Consumer spending is increasing at its fastest rate for 18 months and business sentiment continues to rise in an optimistic U.K. Home values have recently gone up in what has been an otherwise struggling market as a result of efforts from the government to get people to purchase homes. Retail sales volumes were up 2.9 percent on the year in June, a sign that U.K. consumers are feeling confident about expanding their purchases. It’s a trend that has continued in the U.S. as well, where consumer credit increased by 8.25 percent in May.
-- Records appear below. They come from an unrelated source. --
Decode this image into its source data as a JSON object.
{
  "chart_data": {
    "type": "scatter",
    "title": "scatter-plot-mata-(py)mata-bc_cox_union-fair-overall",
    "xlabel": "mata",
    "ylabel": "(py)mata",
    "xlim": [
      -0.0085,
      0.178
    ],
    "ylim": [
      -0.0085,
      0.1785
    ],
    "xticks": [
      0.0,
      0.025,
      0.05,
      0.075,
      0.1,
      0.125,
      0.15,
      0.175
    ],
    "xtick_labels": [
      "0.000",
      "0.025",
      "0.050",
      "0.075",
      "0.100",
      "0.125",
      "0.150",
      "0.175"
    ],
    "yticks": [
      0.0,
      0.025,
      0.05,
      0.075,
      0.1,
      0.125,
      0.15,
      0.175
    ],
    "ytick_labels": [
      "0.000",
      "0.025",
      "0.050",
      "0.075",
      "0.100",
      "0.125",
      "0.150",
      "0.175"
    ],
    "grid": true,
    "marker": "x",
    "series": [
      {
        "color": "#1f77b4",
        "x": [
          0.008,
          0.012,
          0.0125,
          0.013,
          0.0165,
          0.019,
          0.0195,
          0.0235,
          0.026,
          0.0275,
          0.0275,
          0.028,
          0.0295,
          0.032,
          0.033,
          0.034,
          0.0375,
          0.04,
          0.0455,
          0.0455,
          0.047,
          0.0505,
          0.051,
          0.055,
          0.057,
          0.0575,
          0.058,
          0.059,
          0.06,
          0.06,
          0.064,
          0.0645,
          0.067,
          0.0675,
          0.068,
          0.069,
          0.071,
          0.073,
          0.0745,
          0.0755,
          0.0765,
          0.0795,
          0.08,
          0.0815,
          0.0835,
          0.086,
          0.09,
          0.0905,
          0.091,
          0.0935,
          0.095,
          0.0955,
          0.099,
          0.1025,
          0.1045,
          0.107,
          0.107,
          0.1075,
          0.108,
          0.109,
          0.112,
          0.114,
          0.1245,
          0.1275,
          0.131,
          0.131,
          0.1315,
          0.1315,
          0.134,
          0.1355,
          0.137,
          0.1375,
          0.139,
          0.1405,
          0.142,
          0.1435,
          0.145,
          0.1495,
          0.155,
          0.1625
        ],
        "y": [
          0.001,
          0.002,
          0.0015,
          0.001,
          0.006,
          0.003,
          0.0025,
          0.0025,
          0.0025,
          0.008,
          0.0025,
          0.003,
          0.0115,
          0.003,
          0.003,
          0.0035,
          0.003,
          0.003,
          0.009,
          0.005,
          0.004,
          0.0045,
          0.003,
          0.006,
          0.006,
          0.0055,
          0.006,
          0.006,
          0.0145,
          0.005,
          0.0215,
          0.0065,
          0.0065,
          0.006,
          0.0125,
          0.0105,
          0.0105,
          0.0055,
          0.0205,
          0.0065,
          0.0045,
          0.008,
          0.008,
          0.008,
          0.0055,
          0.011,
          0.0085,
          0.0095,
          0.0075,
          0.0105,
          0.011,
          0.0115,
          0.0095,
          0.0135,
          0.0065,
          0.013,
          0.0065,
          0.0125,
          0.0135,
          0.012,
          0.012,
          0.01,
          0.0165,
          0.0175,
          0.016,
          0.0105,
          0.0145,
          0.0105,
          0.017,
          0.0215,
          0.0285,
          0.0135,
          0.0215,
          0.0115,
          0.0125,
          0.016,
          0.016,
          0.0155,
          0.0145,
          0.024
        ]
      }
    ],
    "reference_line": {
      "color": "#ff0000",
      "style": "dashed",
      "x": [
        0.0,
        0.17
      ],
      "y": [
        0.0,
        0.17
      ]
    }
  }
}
For the U.K., the problem is that manufacturing is lackluster to the point of near-recession. From April to May manufacturing receded 0.8 percent and the trade deficit expanded to 8.5 billion pounds, up from 8.4 billion pounds in April.
One analyst told The Wall Street Journal that this demonstrates an underlying truth about the economy in the U.K.
“Following on from a recent stream of improved news on the U.K. economy…a sharp drop in manufacturing output in May and a wider trade deficit provide a double reminder that the U.K. still has a tough job in developing sustained, significant growth,” said Howard Archer, an economist at IHS Global Insight.
Bank of England Governor Mark Carney is keeping interest rates low in a bid depress the pound, something the U.K. will need in order to boost exports and expand a manufacturing base that can’t seem to recover.
Manufacturing is not only weak in the U.K., either. China has faced similar problems, worrying onlookers that the world’s No. 2 economy could end up being a drag on global growth. Economists have predicted a slowdown for GDP growth in the country, largely attributed to export declines.